Adapun perjalannya, dari Alun-alun Utara terus ke utara melewati Pangurakan dan Kantor Pos lalu berbelok ke timur sampai ke Pura Pakualaman. Di depan Pura Pakualaman, gunungan tersebut diserahkan oleh petugas dari Kraton kepada Sri Paduka beserta para sentana mengambil apa yang diinginkan, setelah itu gunungan dibawa ke Masjid Pakualaman untuk diperebutkan para pengunjung.

Barisan arak-arakan gunungan di beri penghormatan dengan tembakan salvo sebanyak tiga kali. Salvo pertama dibunyikan pada saat gunungan dan pendhereknya berada di Pagelaran. Salvo kedua dibunyikan pada saat gunungan tepat berada di depan para prajurit. Sedangkan salvo ketiga dibunyikan pada saat gunungan mulai membelok ke barat menuju Masjid Besar.

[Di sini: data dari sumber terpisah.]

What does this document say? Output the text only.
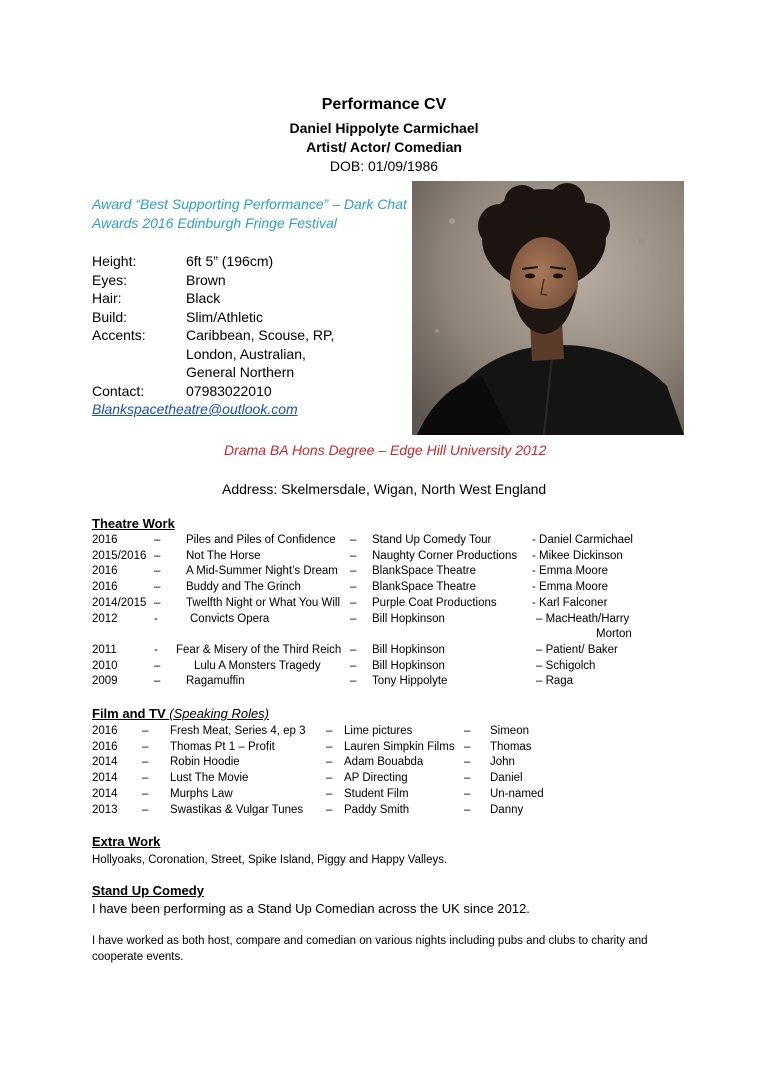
Performance CV
Daniel Hippolyte Carmichael
Artist/ Actor/ Comedian
DOB: 01/09/1986
Award “Best Supporting Performance” – Dark Chat
Awards 2016 Edinburgh Fringe Festival
Height:	6ft 5” (196cm)
Eyes:	Brown
Hair:	Black
Build:	Slim/Athletic
Accents:	Caribbean, Scouse, RP,
London, Australian,
General Northern
Contact:	07983022010
Blankspacetheatre@outlook.com
Drama BA Hons Degree – Edge Hill University 2012
Address: Skelmersdale, Wigan, North West England
Theatre Work
2016	– Piles and Piles of Confidence – Stand Up Comedy Tour	- Daniel Carmichael
2015/2016 – Not The Horse	– Naughty Corner Productions - Mikee Dickinson
2016	– A Mid-Summer Night’s Dream – BlankSpace Theatre	- Emma Moore
2016	– Buddy and The Grinch	– BlankSpace Theatre	- Emma Moore
2014/2015 – Twelfth Night or What You Will – Purple Coat Productions	- Karl Falconer
2012	-	Convicts Opera	– Bill Hopkinson	– MacHeath/Harry
Morton
2011	- Fear & Misery of the Third Reich – Bill Hopkinson	– Patient/ Baker
2010	–	Lulu A Monsters Tragedy	– Bill Hopkinson	– Schigolch
2009	– Ragamuffin	– Tony Hippolyte	– Raga
Film and TV (Speaking Roles)
2016 – Fresh Meat, Series 4, ep 3 – Lime pictures	– Simeon
2016 – Thomas Pt 1 – Profit	– Lauren Simpkin Films – Thomas
2014 – Robin Hoodie	– Adam Bouabda	– John
2014 – Lust The Movie	– AP Directing	– Daniel
2014 – Murphs Law	– Student Film	– Un-named
2013 – Swastikas & Vulgar Tunes – Paddy Smith	– Danny
Extra Work
Hollyoaks, Coronation, Street, Spike Island, Piggy and Happy Valleys.
Stand Up Comedy
I have been performing as a Stand Up Comedian across the UK since 2012.
I have worked as both host, compare and comedian on various nights including pubs and clubs to charity and
cooperate events.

Pada jaman dahulu, pada saat salvo dibunyikan, para pengunjung ikut membunyikan cambuk. Apabila bunyi cambuk tepat bersamaan dengan bunyi salvo maka cambuk tersebut di anggap dapat menjinakkan ternak dan akan menimbulkan kekebalan terhadap penyakit. Sementara itu pengunjung wanita berjalan-jalan sambil menusuk-nusukkan ani-ani (alat pemotong padi) pada sunggulnya dengan harapan ani-ani tersebut akan mendatangkan kesuburan dan keberhasilan bagi pertanian mereka.

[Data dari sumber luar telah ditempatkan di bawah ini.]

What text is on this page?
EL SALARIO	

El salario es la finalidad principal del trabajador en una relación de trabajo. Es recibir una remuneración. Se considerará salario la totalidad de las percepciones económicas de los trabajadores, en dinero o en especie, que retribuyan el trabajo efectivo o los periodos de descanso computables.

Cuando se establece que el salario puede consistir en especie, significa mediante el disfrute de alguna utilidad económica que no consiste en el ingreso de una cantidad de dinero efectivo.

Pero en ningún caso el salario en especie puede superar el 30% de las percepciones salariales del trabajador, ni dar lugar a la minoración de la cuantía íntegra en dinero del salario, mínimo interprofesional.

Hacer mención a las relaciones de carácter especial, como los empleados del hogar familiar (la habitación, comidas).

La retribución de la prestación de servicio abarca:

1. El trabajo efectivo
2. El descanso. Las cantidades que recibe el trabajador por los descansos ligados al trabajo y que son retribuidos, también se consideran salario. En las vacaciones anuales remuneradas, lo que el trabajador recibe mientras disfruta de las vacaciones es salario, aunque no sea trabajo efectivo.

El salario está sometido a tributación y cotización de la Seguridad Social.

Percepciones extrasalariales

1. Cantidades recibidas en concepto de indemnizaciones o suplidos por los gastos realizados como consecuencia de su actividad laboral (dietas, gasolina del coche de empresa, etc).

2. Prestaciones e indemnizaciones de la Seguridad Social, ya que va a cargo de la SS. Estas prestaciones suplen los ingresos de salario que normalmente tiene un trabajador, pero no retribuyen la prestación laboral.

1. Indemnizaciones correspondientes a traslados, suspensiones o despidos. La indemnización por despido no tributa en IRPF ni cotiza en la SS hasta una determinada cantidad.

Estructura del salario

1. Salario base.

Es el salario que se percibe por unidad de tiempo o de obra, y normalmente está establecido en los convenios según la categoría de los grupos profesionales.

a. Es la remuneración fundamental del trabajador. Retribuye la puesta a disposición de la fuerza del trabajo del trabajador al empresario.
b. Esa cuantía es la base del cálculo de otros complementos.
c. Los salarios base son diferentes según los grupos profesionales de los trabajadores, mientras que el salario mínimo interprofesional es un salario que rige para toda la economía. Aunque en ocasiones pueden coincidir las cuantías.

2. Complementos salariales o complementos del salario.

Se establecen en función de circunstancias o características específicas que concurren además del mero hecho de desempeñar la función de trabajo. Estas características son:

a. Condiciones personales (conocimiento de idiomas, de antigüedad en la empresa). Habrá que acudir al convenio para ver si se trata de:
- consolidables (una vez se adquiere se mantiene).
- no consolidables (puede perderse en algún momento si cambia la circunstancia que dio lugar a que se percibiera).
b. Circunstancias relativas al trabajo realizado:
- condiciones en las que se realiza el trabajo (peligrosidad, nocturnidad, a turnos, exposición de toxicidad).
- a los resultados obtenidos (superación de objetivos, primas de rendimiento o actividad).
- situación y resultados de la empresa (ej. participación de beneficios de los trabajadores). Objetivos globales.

Reinterpretasi Nilai Kepercayaan
Dalam sistem kepercayaan masyarakat ada dua substansi yang mendasar, yaitu substansi manusia sebagai pemeluk kepercayaan dan substansi yang dipercayai. Dalam kehidupan religius nyaris pada setiap langkah manusia melalui serangkaian ritus-ritus, yang merupakan simbol untuk mengungkap perasaan hati dalam hubungannya seseorang dengan substansi yang dipercayainya. Digunakanya ritus garebeg sebagai simbol, karena dalam hubungannya dengan “yang dipercayai” itu, manusia sering tidak mampu dan tidak mempunyai alat untuk menjelaskan.

Ritus-ritus dalam kepercayaan masyarakat ini memiliki makna nilai bagi kehidupan manusia. Oleh karena itu apabila manusia dapat menghayati dengan benar makna dan nilai-nilai ritus garebeg, maka akan terwujud sifat-sifat budi luhur seperti akan muncul sebuah kearifan yang menjadikan manusia selalu dekat dengan Tuhan dan dapat mewujudkan kedamaian, kesejahteraan dan keindahan dunia beserta isinya.